Asher’s deep, unfazed voice made the last of the cowards jump so hard it might have been mistaken for an epileptic convulsion. Trapped between the opened driver’s side door and Asher’s massive presence now, Cheap
Cologne Number Two pivoted clumsily, hands held up in front of him.
“Oh, God! Wait a second, all right? Wait!” The man spoke in a rush, eyes darting as he edged further into the car, as if some instinctive part of him that couldn’t accept his imminent demise held out hopes of making it behind the wheel before Asher ended him.
Cute.
The thug licked his fleshy lips, sweat sheening his oily brow as he seemed to consider his few, and dwindling, options.

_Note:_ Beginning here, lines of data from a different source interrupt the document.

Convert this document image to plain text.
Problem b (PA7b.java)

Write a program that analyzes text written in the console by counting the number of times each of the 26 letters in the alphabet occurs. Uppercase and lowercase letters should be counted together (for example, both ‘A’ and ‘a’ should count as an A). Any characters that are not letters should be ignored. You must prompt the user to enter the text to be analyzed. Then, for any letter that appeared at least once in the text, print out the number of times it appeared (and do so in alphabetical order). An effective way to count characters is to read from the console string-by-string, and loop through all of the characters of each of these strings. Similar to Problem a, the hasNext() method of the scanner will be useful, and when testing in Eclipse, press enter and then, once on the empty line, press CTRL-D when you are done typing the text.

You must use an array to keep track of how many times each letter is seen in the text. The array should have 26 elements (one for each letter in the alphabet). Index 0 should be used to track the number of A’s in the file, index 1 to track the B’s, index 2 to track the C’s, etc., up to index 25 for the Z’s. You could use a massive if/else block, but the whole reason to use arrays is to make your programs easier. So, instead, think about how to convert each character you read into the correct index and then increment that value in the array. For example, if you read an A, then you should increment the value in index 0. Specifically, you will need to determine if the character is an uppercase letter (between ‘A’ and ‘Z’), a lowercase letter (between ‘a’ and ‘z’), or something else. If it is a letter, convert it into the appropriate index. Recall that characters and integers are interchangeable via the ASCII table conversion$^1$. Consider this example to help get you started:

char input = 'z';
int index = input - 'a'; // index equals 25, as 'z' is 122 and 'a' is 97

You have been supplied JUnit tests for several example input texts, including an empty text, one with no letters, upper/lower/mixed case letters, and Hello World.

“Look, I don’t want any trouble from you, uh . . . sir. I just wanna be on my way back to Vegas and outta your hair.” He tried to smile, but his lips didn’t seem to be communicating with his brain. His mouth trembled and his big teeth started to chatter. “Please . . . you gotta let me go. I swear, you won’t ever see me again after tonight.”
Asher had no doubt about that. Briefly, he considered letting the coward continue to bargain and plead. Not for his own enjoyment, but so he could find out who these three fuck-knuckles worked for. But that was a slippery slope, one he didn’t want to slide down. Didn’t matter who these dead men worked for, or what the kid might have done to warrant such a cruel demise.
No, once he dealt with the last of this garbage, he’d find out where the kid belonged and ensure he got there safely. After that, it would be up to the kid to take care of his own neck. Asher would cocoon himself back at the ranch with his work and the animals and have a clear conscience. Clear being a relative term.
Regardless, there was no need to dig any deeper or insinuate himself any further into this situation than he already had.
But Cheap Cologne kept talking. “Okay, okay . . . I think I get it now. This is your turf and we’re trespassing out here. Right, big fella? So, how can I fix this? You want cash? I can get you cash.”
“I don’t want your money.”
The growled reply made the human’s face blanch. His hand crept up near his throat, where his Adam’s apple bobbed on his hard swallow.